Can you finally buy a hovercraft?
The Tim Traveller has just dropped a video about the massive SR.N4 car-carrying cross-channel hovercraft (which got a mention here) on display at Portsmouth, and he notes that there is still an active hovercraft service between Portsmouth and the Isle of Wight. That reminded me that I had a couple of pictures of that, and I thought I was primed for part 3 of "stick an aircraft engine in it". Two problems though.
First problem, the pictures aren't great. Taken in 2012 from the Mont Saint Michel ferry exiting Portsmouth harbour with my previous camera, which had a less powerful zoom and a lower resolution than my current one. It's still enough, in conjunction with the Wikipedia page on Hovertravel, the company that operates these vehicles, to narrow it down. The hovercraft can only be one of two vessels, the Freedom 90 or the Island Express (squinting at the bow it might be former), but the exact identity matters little. Both are of the same type: an AP1-88 built by the British Hovercraft Corporation, successor to Saunders-Roe who built the big cross-channel model.
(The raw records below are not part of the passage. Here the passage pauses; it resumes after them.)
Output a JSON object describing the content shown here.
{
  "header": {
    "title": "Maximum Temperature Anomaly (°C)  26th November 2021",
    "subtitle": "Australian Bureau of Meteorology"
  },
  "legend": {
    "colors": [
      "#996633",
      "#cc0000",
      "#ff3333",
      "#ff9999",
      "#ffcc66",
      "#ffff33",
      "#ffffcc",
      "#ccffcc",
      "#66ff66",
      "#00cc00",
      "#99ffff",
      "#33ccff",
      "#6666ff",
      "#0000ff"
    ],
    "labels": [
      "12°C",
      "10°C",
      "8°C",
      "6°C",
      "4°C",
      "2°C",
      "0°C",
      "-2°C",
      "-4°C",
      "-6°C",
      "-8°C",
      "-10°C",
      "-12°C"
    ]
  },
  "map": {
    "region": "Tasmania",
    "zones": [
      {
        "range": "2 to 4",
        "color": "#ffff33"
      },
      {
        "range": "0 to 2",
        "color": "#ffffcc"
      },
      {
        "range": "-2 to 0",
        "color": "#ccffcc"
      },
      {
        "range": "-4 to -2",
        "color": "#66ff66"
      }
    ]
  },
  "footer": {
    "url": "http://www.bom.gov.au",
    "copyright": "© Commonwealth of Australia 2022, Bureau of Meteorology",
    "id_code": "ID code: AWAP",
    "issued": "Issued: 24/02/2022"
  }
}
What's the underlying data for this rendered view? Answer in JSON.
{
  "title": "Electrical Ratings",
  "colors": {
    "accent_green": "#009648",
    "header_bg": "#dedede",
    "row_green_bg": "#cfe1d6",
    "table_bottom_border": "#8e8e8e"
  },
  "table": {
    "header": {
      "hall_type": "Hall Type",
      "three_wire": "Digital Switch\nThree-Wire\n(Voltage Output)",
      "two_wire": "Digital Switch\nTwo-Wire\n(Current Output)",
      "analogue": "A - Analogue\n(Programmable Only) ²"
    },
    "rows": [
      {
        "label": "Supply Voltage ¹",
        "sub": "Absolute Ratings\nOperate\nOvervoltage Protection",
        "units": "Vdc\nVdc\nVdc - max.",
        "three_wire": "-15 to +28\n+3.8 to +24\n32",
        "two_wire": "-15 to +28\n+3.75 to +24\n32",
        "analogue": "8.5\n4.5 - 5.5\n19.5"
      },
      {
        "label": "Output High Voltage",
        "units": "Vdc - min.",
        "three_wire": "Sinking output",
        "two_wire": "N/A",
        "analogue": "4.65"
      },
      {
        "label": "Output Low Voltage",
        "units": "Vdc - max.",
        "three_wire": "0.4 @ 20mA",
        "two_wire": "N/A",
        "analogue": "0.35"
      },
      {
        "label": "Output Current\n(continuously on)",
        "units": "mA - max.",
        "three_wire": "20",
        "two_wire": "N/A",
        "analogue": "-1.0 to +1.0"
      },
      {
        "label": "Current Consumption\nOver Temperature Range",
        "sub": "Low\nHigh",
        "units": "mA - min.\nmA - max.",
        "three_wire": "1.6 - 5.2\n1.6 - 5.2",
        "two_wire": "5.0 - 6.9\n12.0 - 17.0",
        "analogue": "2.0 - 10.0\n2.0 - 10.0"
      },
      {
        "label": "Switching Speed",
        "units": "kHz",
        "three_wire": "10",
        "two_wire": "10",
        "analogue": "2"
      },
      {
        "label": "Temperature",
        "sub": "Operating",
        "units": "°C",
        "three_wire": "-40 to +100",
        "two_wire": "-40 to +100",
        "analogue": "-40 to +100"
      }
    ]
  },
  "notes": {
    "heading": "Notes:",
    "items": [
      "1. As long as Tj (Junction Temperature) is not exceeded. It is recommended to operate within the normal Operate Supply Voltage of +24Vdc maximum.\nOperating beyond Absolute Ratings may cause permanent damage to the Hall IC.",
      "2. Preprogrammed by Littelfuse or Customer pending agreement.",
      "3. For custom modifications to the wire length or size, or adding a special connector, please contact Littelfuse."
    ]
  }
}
And that's where the second problem arises: the AP1-88 is not powered by aircraft engines! It is powered by 4 Diesel engines, making it much quieter and more economical to run, while still capable of reaching 50 knots. It shows that passenger hovercraft transport is possible without gas turbines, and Hovertravel's current fleet consists of two Diesel hovercraft built in 2016 by Griffon.
Nonetheless, chalk up the hovercraft as something I have seen in action!